North Dakota and Iowa are the only states that distinguish those who are hospitalized because of COVID-19 from those hospitalized because of other ailments or injuries and just happen to test positive. Based on those numbers, I estimated that between 25% and 30% of the hospitalizations are really counting those admitted for other conditions who happen to have asymptomatic or mild cases of the virus, which are detected by universal testing in hospitals. But a new report from the Miami Herald suggest that in some states that number might be much higher.

On Wednesday, the Herald reported that out of 898 patients who tested positive in Miami's public hospitals last week, 52% of them "were admitted for other reasons, largely to emergency rooms, without typical COVID-19 signs." In other words, more than half of those who are now recorded as COVID hospitalizations are really admitted for anything from car accidents and broken bones to heart attacks, kidney stones, and abdominal pain. That is simply astounding.

The Herald uses this fact to sow more panic by suggesting that it is a sign of growing spread. Well, no kidding. This virus is everywhere and is as prolific as the flu is during flu season. But that's the point. Everyone is going to be exposed to this virus, and only a tiny percentage become sick enough to legitimately be hospitalized from it. However, during a period of ubiquitous spread, a large percentage of those in the hospital will test positive or even contract it after entering the hospital. Imagine if we counted everyone in the hospital during flu season as a flu case, even if they were asymptomatic and admitted for other reasons.

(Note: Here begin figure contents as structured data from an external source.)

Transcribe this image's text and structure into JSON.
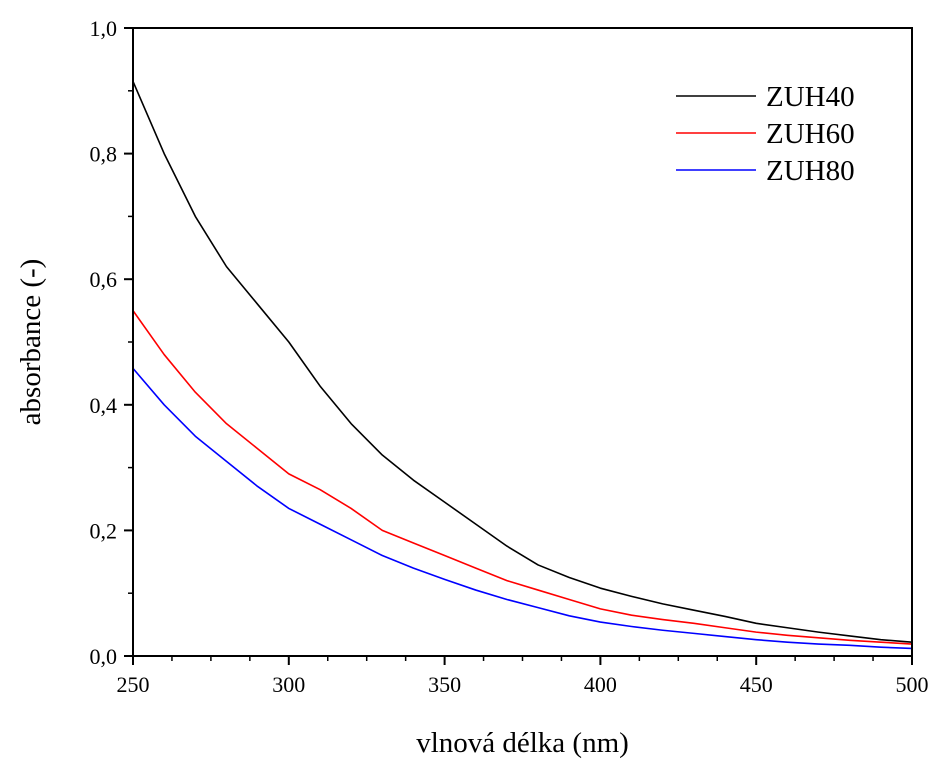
{
  "chart_data": {
    "type": "line",
    "xlabel": "vlnová délka (nm)",
    "ylabel": "absorbance (-)",
    "xlim": [
      250,
      500
    ],
    "ylim": [
      0.0,
      1.0
    ],
    "x_ticks": [
      250,
      300,
      350,
      400,
      450,
      500
    ],
    "x_tick_labels": [
      "250",
      "300",
      "350",
      "400",
      "450",
      "500"
    ],
    "y_ticks": [
      0.0,
      0.2,
      0.4,
      0.6,
      0.8,
      1.0
    ],
    "y_tick_labels": [
      "0,0",
      "0,2",
      "0,4",
      "0,6",
      "0,8",
      "1,0"
    ],
    "x_minor_step": 12.5,
    "y_minor_step": 0.1,
    "grid": false,
    "legend_position": "top-right",
    "x": [
      250,
      260,
      270,
      280,
      290,
      300,
      310,
      320,
      330,
      340,
      350,
      360,
      370,
      380,
      390,
      400,
      410,
      420,
      430,
      440,
      450,
      460,
      470,
      480,
      490,
      500
    ],
    "series": [
      {
        "name": "ZUH40",
        "color": "#000000",
        "values": [
          0.915,
          0.8,
          0.7,
          0.62,
          0.56,
          0.5,
          0.43,
          0.37,
          0.32,
          0.28,
          0.245,
          0.21,
          0.175,
          0.145,
          0.125,
          0.108,
          0.095,
          0.083,
          0.073,
          0.063,
          0.052,
          0.045,
          0.038,
          0.032,
          0.026,
          0.022
        ]
      },
      {
        "name": "ZUH60",
        "color": "#ff0000",
        "values": [
          0.55,
          0.48,
          0.42,
          0.37,
          0.33,
          0.29,
          0.265,
          0.235,
          0.2,
          0.18,
          0.16,
          0.14,
          0.12,
          0.105,
          0.09,
          0.075,
          0.065,
          0.058,
          0.052,
          0.045,
          0.038,
          0.033,
          0.029,
          0.025,
          0.022,
          0.019
        ]
      },
      {
        "name": "ZUH80",
        "color": "#0000ff",
        "values": [
          0.458,
          0.4,
          0.35,
          0.31,
          0.27,
          0.235,
          0.21,
          0.185,
          0.16,
          0.14,
          0.122,
          0.105,
          0.09,
          0.077,
          0.064,
          0.054,
          0.047,
          0.041,
          0.036,
          0.031,
          0.026,
          0.022,
          0.019,
          0.017,
          0.014,
          0.012
        ]
      }
    ]
  }
}
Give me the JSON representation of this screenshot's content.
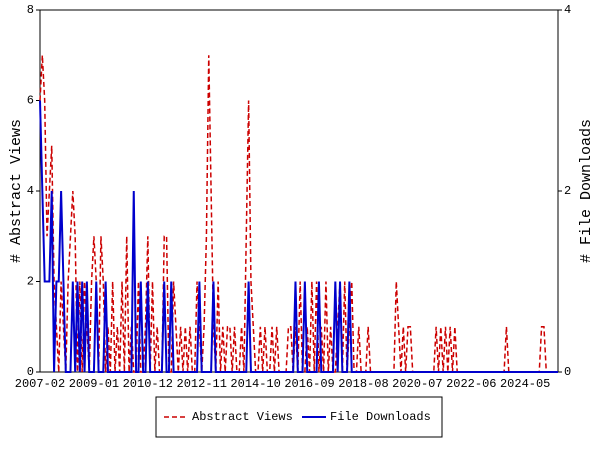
{
  "chart_data": {
    "type": "line",
    "y_label": "# Abstract Views",
    "y2_label": "# File Downloads",
    "categories": [
      "2007-02",
      null,
      null,
      null,
      null,
      null,
      null,
      null,
      null,
      null,
      null,
      null,
      null,
      null,
      null,
      null,
      null,
      null,
      null,
      null,
      null,
      null,
      null,
      "2009-01",
      null,
      null,
      null,
      null,
      null,
      null,
      null,
      null,
      null,
      null,
      null,
      null,
      null,
      null,
      null,
      null,
      null,
      null,
      null,
      null,
      null,
      null,
      "2010-12",
      null,
      null,
      null,
      null,
      null,
      null,
      null,
      null,
      null,
      null,
      null,
      null,
      null,
      null,
      null,
      null,
      null,
      null,
      null,
      null,
      null,
      null,
      "2012-11",
      null,
      null,
      null,
      null,
      null,
      null,
      null,
      null,
      null,
      null,
      null,
      null,
      null,
      null,
      null,
      null,
      null,
      null,
      null,
      null,
      null,
      null,
      "2014-10",
      null,
      null,
      null,
      null,
      null,
      null,
      null,
      null,
      null,
      null,
      null,
      null,
      null,
      null,
      null,
      null,
      null,
      null,
      null,
      null,
      null,
      null,
      "2016-09",
      null,
      null,
      null,
      null,
      null,
      null,
      null,
      null,
      null,
      null,
      null,
      null,
      null,
      null,
      null,
      null,
      null,
      null,
      null,
      null,
      null,
      null,
      "2018-08",
      null,
      null,
      null,
      null,
      null,
      null,
      null,
      null,
      null,
      null,
      null,
      null,
      null,
      null,
      null,
      null,
      null,
      null,
      null,
      null,
      null,
      null,
      "2020-07",
      null,
      null,
      null,
      null,
      null,
      null,
      null,
      null,
      null,
      null,
      null,
      null,
      null,
      null,
      null,
      null,
      null,
      null,
      null,
      null,
      null,
      null,
      "2022-06",
      null,
      null,
      null,
      null,
      null,
      null,
      null,
      null,
      null,
      null,
      null,
      null,
      null,
      null,
      null,
      null,
      null,
      null,
      null,
      null,
      null,
      null,
      "2024-05",
      null,
      null,
      null,
      null,
      null,
      null,
      null,
      null,
      null,
      null,
      null,
      null,
      null,
      null
    ],
    "series": [
      {
        "name": "Abstract Views",
        "color": "#cc0000",
        "dashed": true,
        "axis": "y",
        "values": [
          6,
          7,
          6,
          3,
          4,
          5,
          2,
          1,
          0,
          2,
          1,
          0,
          2,
          3,
          4,
          3,
          0,
          2,
          0,
          2,
          1,
          0,
          2,
          3,
          2,
          0,
          3,
          2,
          0,
          1,
          0,
          2,
          0,
          1,
          0,
          2,
          0,
          3,
          0,
          1,
          0,
          0,
          2,
          0,
          0,
          1,
          3,
          0,
          2,
          0,
          1,
          0,
          0,
          3,
          3,
          0,
          0,
          2,
          1,
          0,
          1,
          0,
          1,
          0,
          1,
          0,
          0,
          2,
          1,
          0,
          1,
          3,
          7,
          4,
          1,
          0,
          2,
          0,
          1,
          0,
          1,
          1,
          0,
          1,
          0,
          0,
          1,
          0,
          3,
          6,
          2,
          1,
          0,
          0,
          1,
          0,
          1,
          0,
          0,
          1,
          0,
          1,
          0,
          0,
          0,
          0,
          1,
          1,
          0,
          1,
          0,
          2,
          0,
          0,
          1,
          0,
          2,
          0,
          2,
          0,
          1,
          0,
          2,
          0,
          1,
          0,
          0,
          1,
          2,
          0,
          2,
          0,
          1,
          2,
          0,
          0,
          1,
          0,
          0,
          0,
          1,
          0,
          0,
          0,
          0,
          0,
          0,
          0,
          0,
          0,
          0,
          0,
          2,
          1,
          0,
          1,
          0,
          1,
          1,
          0,
          0,
          0,
          0,
          0,
          0,
          0,
          0,
          0,
          0,
          1,
          0,
          1,
          0,
          1,
          0,
          1,
          0,
          1,
          0,
          0,
          0,
          0,
          0,
          0,
          0,
          0,
          0,
          0,
          0,
          0,
          0,
          0,
          0,
          0,
          0,
          0,
          0,
          0,
          0,
          1,
          0,
          0,
          0,
          0,
          0,
          0,
          0,
          0,
          0,
          0,
          0,
          0,
          0,
          0,
          1,
          1,
          0,
          0,
          0,
          0,
          0,
          0
        ]
      },
      {
        "name": "File Downloads",
        "color": "#0000cc",
        "dashed": false,
        "axis": "y2",
        "values": [
          3,
          2,
          1,
          1,
          1,
          2,
          0,
          1,
          1,
          2,
          1,
          0,
          0,
          0,
          1,
          0,
          1,
          0,
          1,
          0,
          1,
          0,
          0,
          0,
          1,
          0,
          0,
          0,
          1,
          0,
          0,
          0,
          0,
          0,
          0,
          0,
          0,
          0,
          0,
          0,
          2,
          0,
          0,
          1,
          0,
          0,
          1,
          0,
          0,
          0,
          0,
          0,
          0,
          1,
          0,
          0,
          1,
          0,
          0,
          0,
          0,
          0,
          0,
          0,
          0,
          0,
          0,
          0,
          1,
          0,
          0,
          0,
          0,
          0,
          1,
          0,
          0,
          0,
          0,
          0,
          0,
          0,
          0,
          0,
          0,
          0,
          0,
          0,
          0,
          1,
          0,
          0,
          0,
          0,
          0,
          0,
          0,
          0,
          0,
          0,
          0,
          0,
          0,
          0,
          0,
          0,
          0,
          0,
          0,
          1,
          0,
          0,
          0,
          1,
          0,
          0,
          0,
          0,
          0,
          1,
          0,
          0,
          0,
          0,
          0,
          0,
          1,
          0,
          1,
          0,
          0,
          0,
          1,
          0,
          0,
          0,
          0,
          0,
          0,
          0,
          0,
          0,
          0,
          0,
          0,
          0,
          0,
          0,
          0,
          0,
          0,
          0,
          0,
          0,
          0,
          0,
          0,
          0,
          0,
          0,
          0,
          0,
          0,
          0,
          0,
          0,
          0,
          0,
          0,
          0,
          0,
          0,
          0,
          0,
          0,
          0,
          0,
          0,
          0,
          0,
          0,
          0,
          0,
          0,
          0,
          0,
          0,
          0,
          0,
          0,
          0,
          0,
          0,
          0,
          0,
          0,
          0,
          0,
          0,
          0,
          0,
          0,
          0,
          0,
          0,
          0,
          0,
          0,
          0,
          0,
          0,
          0,
          0,
          0,
          0,
          0,
          0,
          0,
          0,
          0,
          0,
          0
        ]
      }
    ],
    "ylim": [
      0,
      8
    ],
    "yticks": [
      0,
      2,
      4,
      6,
      8
    ],
    "y2lim": [
      0,
      4
    ],
    "y2ticks": [
      0,
      2,
      4
    ],
    "legend": "bottom"
  }
}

The irony is lost on the media and politicians that the overwhelming majority of cases are very mild or asymptomatic, but by panicking over the virus and treating every case like Stage 4 cancer, we are creating a self-fulfilling prophecy of straining hospitals with both illusory numbers and logistical problems with overaggressive quarantining of patients and staff.

Just remember these are the numbers that are being used to determine our ability to school our children, open our businesses, enjoy fresh air or entertainment, or even get together on Thanksgiving.